However, if you want to grab only a limited scope (e.g. metadata of files tagged ‘camera’ and ‘front’), it is costful to load all the dataset and search items on the loaded dataframe.
Therefore, the toolkit provides a method to execute a query before loading the database and limit the items to load.
Current DBHandler (V4) supports the DB-native queries and PQL.
[20]:
# Initialize DB-handler
db_handler = DBHandler(
db_class='meta',
db_host='./example_db',
database_id='default',
base_dir_path='../test',
read_on_init=False,
orient='contents'
)
# Filter records by the timestamps
db_handler.read(pql='start_timestamp > 1500000000')
print('# of metadata: {}'.format(len(db_handler.df)))

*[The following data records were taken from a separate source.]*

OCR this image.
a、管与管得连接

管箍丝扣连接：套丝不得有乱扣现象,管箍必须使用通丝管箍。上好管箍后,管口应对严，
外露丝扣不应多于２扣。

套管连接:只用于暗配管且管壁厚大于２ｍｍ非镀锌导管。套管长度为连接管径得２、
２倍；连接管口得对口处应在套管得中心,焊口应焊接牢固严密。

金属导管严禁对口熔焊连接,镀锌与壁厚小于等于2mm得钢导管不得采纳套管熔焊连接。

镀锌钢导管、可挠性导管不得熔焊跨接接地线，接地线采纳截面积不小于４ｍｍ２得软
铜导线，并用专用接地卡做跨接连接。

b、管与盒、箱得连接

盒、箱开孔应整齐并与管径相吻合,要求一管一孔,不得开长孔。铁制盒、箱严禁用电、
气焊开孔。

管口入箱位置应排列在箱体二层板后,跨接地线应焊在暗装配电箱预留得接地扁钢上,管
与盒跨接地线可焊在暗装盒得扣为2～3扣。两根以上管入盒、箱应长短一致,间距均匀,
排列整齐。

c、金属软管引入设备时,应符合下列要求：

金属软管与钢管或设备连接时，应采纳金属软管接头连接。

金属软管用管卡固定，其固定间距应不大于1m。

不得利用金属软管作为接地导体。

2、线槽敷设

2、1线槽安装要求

db_handler.read(pql='start_timestamp > 1500000000 and start_timestamp < 1700000000')
print('# of metadata: {}'.format(len(db_handler.df)))

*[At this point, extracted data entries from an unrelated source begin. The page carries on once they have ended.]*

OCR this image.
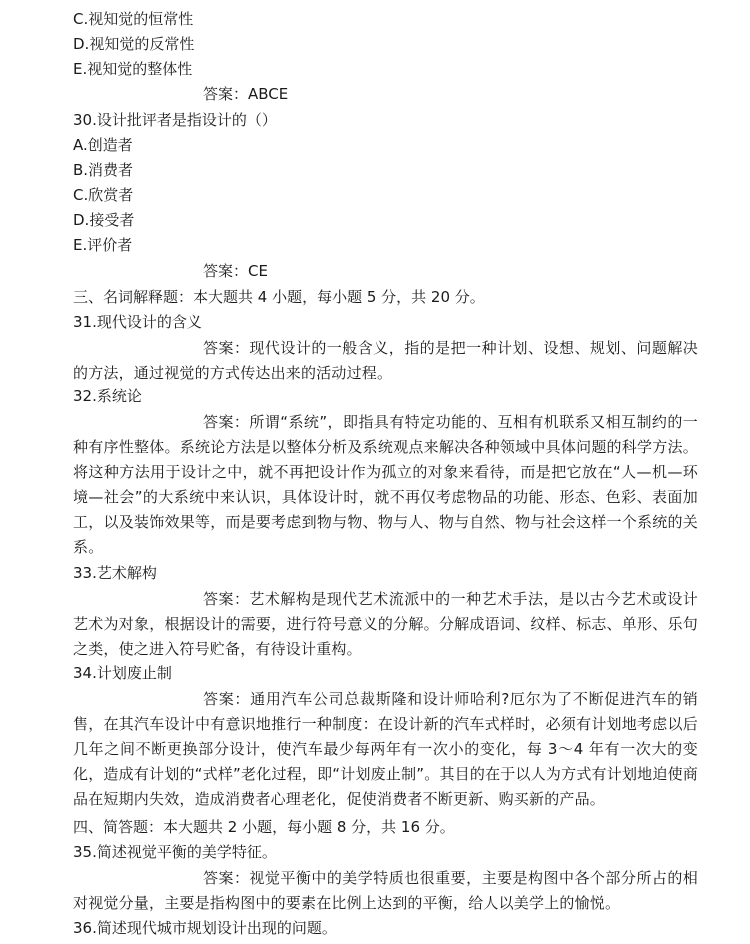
C.视知觉的恒常性
D.视知觉的反常性
E.视知觉的整体性
答案：ABCE
30.设计批评者是指设计的（）
A.创造者
B.消费者
C.欣赏者
D.接受者
E.评价者
答案：CE
三、名词解释题：本大题共 4 小题，每小题 5 分，共 20 分。
31.现代设计的含义
答案：现代设计的一般含义，指的是把一种计划、设想、规划、问题解决的方法，通过视觉的方式传达出来的活动过程。
32.系统论
答案：所谓“系统”，即指具有特定功能的、互相有机联系又相互制约的一种有序性整体。系统论方法是以整体分析及系统观点来解决各种领域中具体问题的科学方法。将这种方法用于设计之中，就不再把设计作为孤立的对象来看待，而是把它放在“人—机—环境—社会”的大系统中来认识，具体设计时，就不再仅考虑物品的功能、形态、色彩、表面加工，以及装饰效果等，而是要考虑到物与物、物与人、物与自然、物与社会这样一个系统的关系。
33.艺术解构
答案：艺术解构是现代艺术流派中的一种艺术手法，是以古今艺术或设计艺术为对象，根据设计的需要，进行符号意义的分解。分解成语词、纹样、标志、单形、乐句之类，使之进入符号贮备，有待设计重构。
34.计划废止制
答案：通用汽车公司总裁斯隆和设计师哈利?厄尔为了不断促进汽车的销售，在其汽车设计中有意识地推行一种制度：在设计新的汽车式样时，必须有计划地考虑以后几年之间不断更换部分设计，使汽车最少每两年有一次小的变化，每 3～4 年有一次大的变化，造成有计划的“式样”老化过程，即“计划废止制”。其目的在于以人为方式有计划地迫使商品在短期内失效，造成消费者心理老化，促使消费者不断更新、购买新的产品。
四、简答题：本大题共 2 小题，每小题 8 分，共 16 分。
35.简述视觉平衡的美学特征。
答案：视觉平衡中的美学特质也很重要，主要是构图中各个部分所占的相对视觉分量，主要是指构图中的要素在比例上达到的平衡，给人以美学上的愉悦。
36.简述现代城市规划设计出现的问题。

# Filter records by `record_id` with regular expressions
db_handler.read(pql='record_id == regex("test.*")')
print('# of metadata: {}'.format(len(db_handler.df)))
# Read metadata containing a specific key
db_handler.read(pql='"contents./points_concat_downsampled" == exists(True)')

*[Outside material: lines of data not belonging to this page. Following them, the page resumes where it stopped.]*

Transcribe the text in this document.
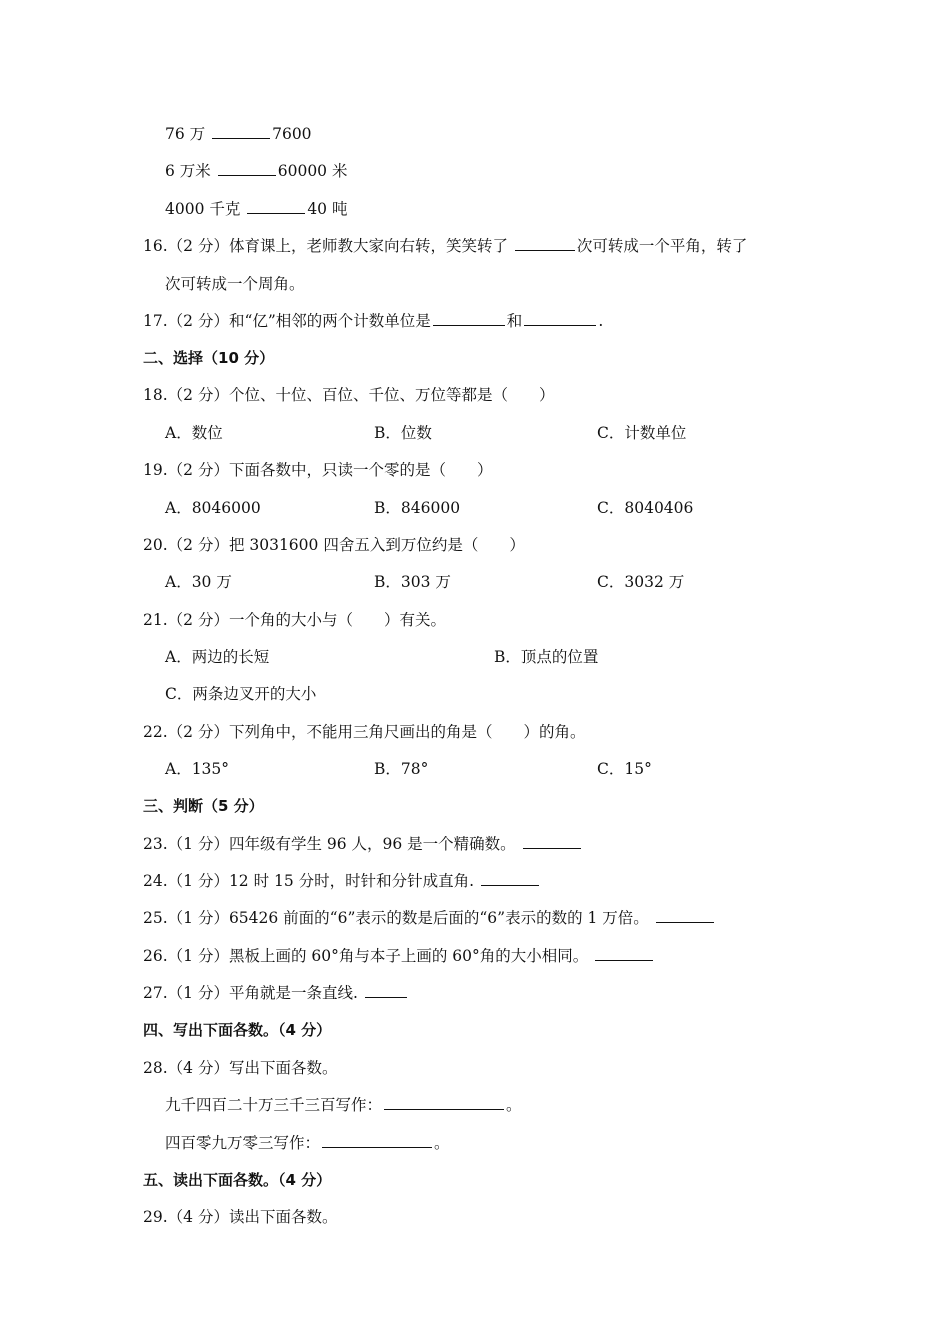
76 万	7600
6 万米	60000 米
4000 千克	40 吨
16.（2 分）体育课上，老师教大家向右转，笑笑转了	次可转成一个平角，转了
次可转成一个周角。
17.（2 分）和“亿”相邻的两个计数单位是	和	.
二、选择（10 分）
18.（2 分）个位、十位、百位、千位、万位等都是（　　）
A．数位	B．位数	C．计数单位
19.（2 分）下面各数中，只读一个零的是（　　）
A．8046000	B．846000	C．8040406
20.（2 分）把 3031600 四舍五入到万位约是（　　）
A．30 万	B．303 万	C．3032 万
21.（2 分）一个角的大小与（　　）有关。
A．两边的长短	B．顶点的位置
C．两条边叉开的大小
22.（2 分）下列角中，不能用三角尺画出的角是（　　）的角。
A．135°	B．78°	C．15°
三、判断（5 分）
23.（1 分）四年级有学生 96 人，96 是一个精确数。
24.（1 分）12 时 15 分时，时针和分针成直角.
25.（1 分）65426 前面的“6”表示的数是后面的“6”表示的数的 1 万倍。
26.（1 分）黑板上画的 60°角与本子上画的 60°角的大小相同。
27.（1 分）平角就是一条直线.
四、写出下面各数。（4 分）
28.（4 分）写出下面各数。
九千四百二十万三千三百写作：	。
四百零九万零三写作：	。
五、读出下面各数。（4 分）
29.（4 分）读出下面各数。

print('# of metadata: {}'.format(len(db_handler.df)))
# You can also use DB-native queries (Tinymongo is used in this case)
db_handler.read(query={'start_timestamp': {'$gt': 1500000000}})
print('# of metadata: {}'.format(len(db_handler.df)))
db_handler.read(query={'$and': [{'start_timestamp': {'$gt': 1500000000}}, {'start_timestamp': {'$lt': 1700000000}}]})
print('# of metadata: {}'.format(len(db_handler.df)))
db_handler.read(query={'record_id': {'$regex': 'test.*'}})
print('# of metadata: {}'.format(len(db_handler.df)))
db_handler.read(query={'contents./points_concat_downsampled': {'$exists': True}})
print('# of metadata: {}'.format(len(db_handler.df)))
# of metadata: 1
# of metadata: 1
# of metadata: 2
# of metadata: 1
# of metadata: 1
# of metadata: 1
# of metadata: 2
# of metadata: 1